Dear Author

April 14th, 2023

Our dear author lives his life leaving his characters only half-finished, shells done with haste and with the only purpose of being able to project oneself. To be, for even one miraculous second, able to exist in the non-existence of his story and forget the weight that he always wears under his eyes.
The other day I went to visit a dear friend of mine. She lived in an antiquated property between the frenetic streets of Buenos Aires; product of the inheritance that her parents left behind. But what greeted me was her remains of an unfinished identity, collapsed on a chair within the dining room. In front of her layed a tea cup filled to the brim, with its contents already lukewarm, as if the liquid itself was mocking her of her incapability of being able to even live.
The truth is that I never spoke to her, nor was she the person to reply to me.
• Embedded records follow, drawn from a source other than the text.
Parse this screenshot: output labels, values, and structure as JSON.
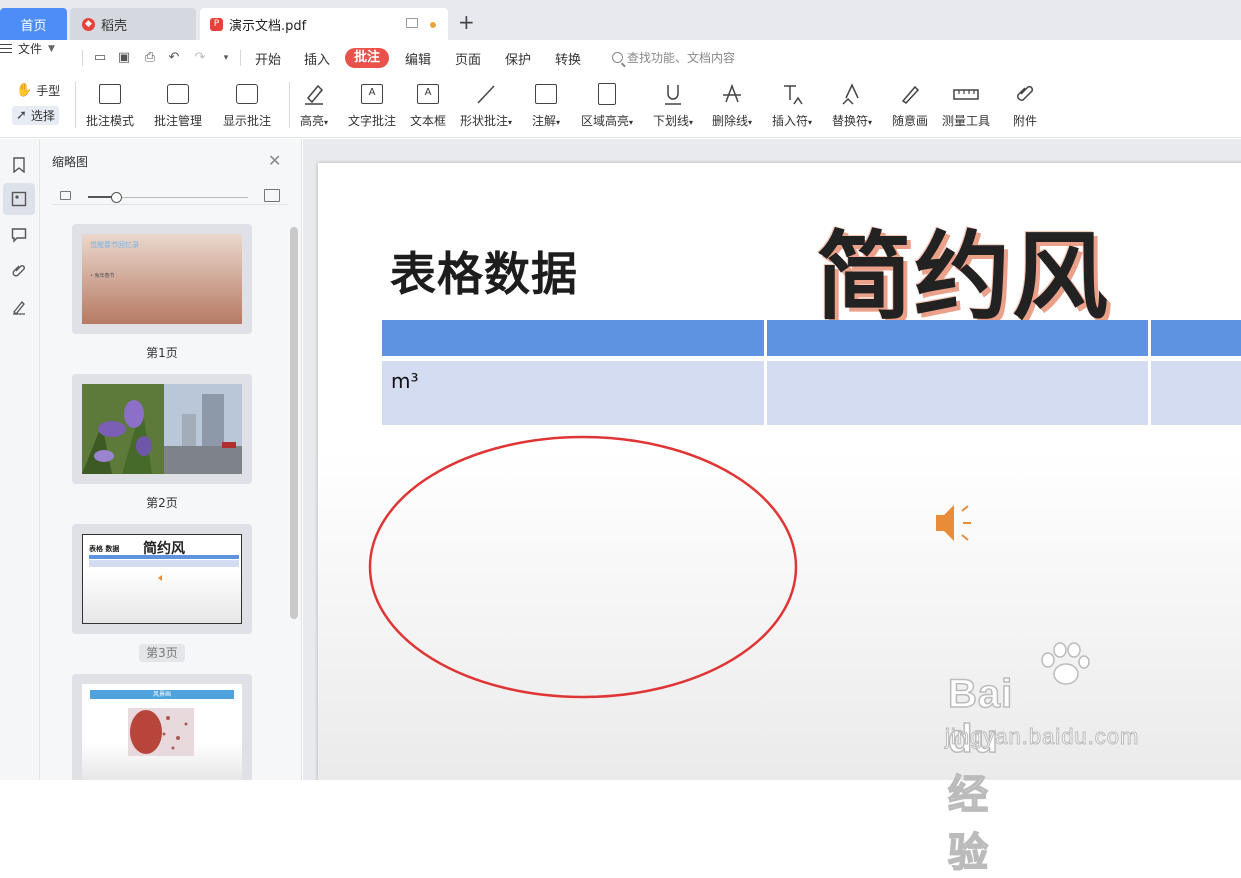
{
  "tabs": {
    "home": "首页",
    "daoke": "稻壳",
    "document": "演示文档.pdf"
  },
  "menu": {
    "file": "文件",
    "items": [
      "开始",
      "插入",
      "批注",
      "编辑",
      "页面",
      "保护",
      "转换"
    ],
    "active": "批注",
    "search_placeholder": "查找功能、文档内容"
  },
  "toolbar": {
    "hand": "手型",
    "select": "选择",
    "buttons": [
      "批注模式",
      "批注管理",
      "显示批注",
      "高亮",
      "文字批注",
      "文本框",
      "形状批注",
      "注解",
      "区域高亮",
      "下划线",
      "删除线",
      "插入符",
      "替换符",
      "随意画",
      "测量工具",
      "附件"
    ]
  },
  "panel": {
    "title": "缩略图",
    "zoom_level": 0.18,
    "pages": [
      "第1页",
      "第2页",
      "第3页"
    ],
    "current_page": 3,
    "thumb1_title": "觉醒春节回忆录",
    "thumb1_bullet": "• 兔年春节",
    "thumb3_title": "表格 数据",
    "thumb3_big": "简约风",
    "thumb4_title": "风景画"
  },
  "slide": {
    "title": "表格数据",
    "big_text": "简约风",
    "cell_text": "m³"
  },
  "watermark": {
    "brand": "Bai du 经验",
    "url": "jingyan.baidu.com"
  },
  "colors": {
    "accent_blue": "#4d8df7",
    "annotation_red": "#e8524a",
    "table_header": "#5e93e1",
    "table_row": "#d3dcf1",
    "ellipse": "#e03535",
    "speaker": "#e98c3a"
  }
}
Our author –dear author, who vents only in the presence of his characters because his cowardice is of such magnitude that he would never be able to speak face to face with his equals of flesh and bone– had used the likeness of my dear friend to communicate with me this whole time.

He despises me for the sole reason of being one of the only characters he's finished. My ambitions well defined, I do not question my identity for even an instant. He envies my frankness and realistic outlook to the world, my personality which leaves no vacant hole for him to come and take shelter with the delusion that perhaps, perhaps in a brief moment of his life, reigned the possibility that he was the same as me.